Dans le reportage, on voit la journaliste Rémy Derbas appeler certaines de ces personnes au téléphone et leur demander si elles sont d’accord pour se présenter au balcon de leur domicile et prouver devant la caméra de la LBCI qu’elles sont bien confinées. Ce reportage a fait polémique sur les réseaux sociaux, après que certains ont estimé qu’il portait atteinte à la vie privée des personnes filmées. Contactée par L’Orient-Le Jour, Mme Derbas s’est défendue de toute intrusion dans la vie personnelle des personnes contactées pour les besoins du reportage, arguant que son enquête avait pour but d’aider les autorités à s’assurer du respect du confinement, à l’heure où de nombreux rapatriés avaient fourni dernièrement de fausses informations personnelles pour échapper au contrôle. «Il n’y a certainement pas d’invasion de la vie privée. C’est le ministère du Tourisme qui nous a fourni les numéros à notre demande, se défend la journaliste. Les autorités ont demandé à plusieurs reprises l’aide des médias pour que les gens soient sensibilisés et comprennent, entre autres, l’importance de la quarantaine», ajoute-t-elle.

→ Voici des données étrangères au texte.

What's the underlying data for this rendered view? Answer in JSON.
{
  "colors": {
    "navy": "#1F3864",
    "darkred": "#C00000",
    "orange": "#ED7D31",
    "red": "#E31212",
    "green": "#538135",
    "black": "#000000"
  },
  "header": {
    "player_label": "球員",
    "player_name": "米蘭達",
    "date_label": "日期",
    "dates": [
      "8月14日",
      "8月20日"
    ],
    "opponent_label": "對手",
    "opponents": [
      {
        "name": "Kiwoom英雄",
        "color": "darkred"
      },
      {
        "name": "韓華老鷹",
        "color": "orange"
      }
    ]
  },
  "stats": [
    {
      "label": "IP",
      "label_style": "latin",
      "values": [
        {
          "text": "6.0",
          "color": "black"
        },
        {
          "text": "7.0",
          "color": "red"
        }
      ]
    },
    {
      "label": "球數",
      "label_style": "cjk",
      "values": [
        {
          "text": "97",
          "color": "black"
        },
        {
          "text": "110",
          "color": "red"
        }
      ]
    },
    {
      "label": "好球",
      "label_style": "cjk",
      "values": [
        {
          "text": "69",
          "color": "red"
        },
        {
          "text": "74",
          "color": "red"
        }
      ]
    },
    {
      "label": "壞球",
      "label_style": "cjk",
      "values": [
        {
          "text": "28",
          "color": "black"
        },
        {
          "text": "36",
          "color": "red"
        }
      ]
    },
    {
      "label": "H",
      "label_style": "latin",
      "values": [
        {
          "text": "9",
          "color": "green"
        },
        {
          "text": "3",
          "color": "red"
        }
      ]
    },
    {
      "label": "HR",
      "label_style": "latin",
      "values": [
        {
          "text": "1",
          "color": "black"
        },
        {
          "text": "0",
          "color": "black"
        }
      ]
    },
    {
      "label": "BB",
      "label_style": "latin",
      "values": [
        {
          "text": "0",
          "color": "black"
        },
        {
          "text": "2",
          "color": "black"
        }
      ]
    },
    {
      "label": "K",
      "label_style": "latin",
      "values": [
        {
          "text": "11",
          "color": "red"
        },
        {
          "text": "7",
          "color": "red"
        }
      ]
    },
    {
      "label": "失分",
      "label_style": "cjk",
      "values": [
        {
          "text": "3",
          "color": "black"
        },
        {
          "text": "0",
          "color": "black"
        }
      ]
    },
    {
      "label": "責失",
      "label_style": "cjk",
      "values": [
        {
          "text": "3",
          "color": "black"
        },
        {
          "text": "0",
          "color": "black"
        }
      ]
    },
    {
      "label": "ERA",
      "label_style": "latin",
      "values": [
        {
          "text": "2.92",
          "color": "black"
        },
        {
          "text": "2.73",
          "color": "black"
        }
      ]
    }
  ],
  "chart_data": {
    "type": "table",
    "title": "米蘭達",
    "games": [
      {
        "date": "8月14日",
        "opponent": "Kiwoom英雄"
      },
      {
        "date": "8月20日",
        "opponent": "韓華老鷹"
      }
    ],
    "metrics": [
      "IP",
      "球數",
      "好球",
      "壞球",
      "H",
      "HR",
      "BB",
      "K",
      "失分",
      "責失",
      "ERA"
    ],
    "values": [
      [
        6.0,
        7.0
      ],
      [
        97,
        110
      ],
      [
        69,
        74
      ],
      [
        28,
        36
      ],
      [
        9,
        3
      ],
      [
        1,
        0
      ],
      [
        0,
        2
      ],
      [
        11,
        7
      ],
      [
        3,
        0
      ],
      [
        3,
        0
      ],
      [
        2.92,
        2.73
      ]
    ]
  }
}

« Le ministère du Tourisme nous a remerciés après ce reportage. Il a même dit qu’il espérait que les gens puissent suggérer des solutions pour faire face à la crise au lieu de critiquer », souligne la journaliste. «On m’a fourni des noms et des numéros de téléphone, mais je n’avais pas les adresses des personnes rapatriées. À chaque fois que j’appelais quelqu’un, je me présentais et j’expliquais ce que la chaîne était en train de faire. Beaucoup de personnes m’ont accueillie à bras ouverts, mais certains n’ont pas répondu au téléphone. Une seule personne a refusé d’être filmée», raconte-t-elle.
Ayman Mhanna, directeur exécutif du Centre SKeyes pour la liberté de la presse et de la culture, ne voit pas les choses du même oeil et reproche à la chaîne de ne pas avoir préservé l’intimité des personnes interrogées. « Certes, la LBCI n’a pas révélé les noms des personnes filmées, mais elle a donné suffisamment de détails pour les identifier, et nous savons qu’il y a harcèlement à l’égard de ceux qui sont soupçonnés d’être malades. Est-ce que cet aspect a été pris en compte par la chaîne ?» se demande M. Mhanna. «La chaîne n’a pas pris les mesures nécessaires pour protéger l’identité des gens interrogés. Mais ce qui me choque et nécessite à mon avis de mener une enquête, c’est la fuite des numéros de téléphone de ces personnes», indique-t-il à L’OLJ.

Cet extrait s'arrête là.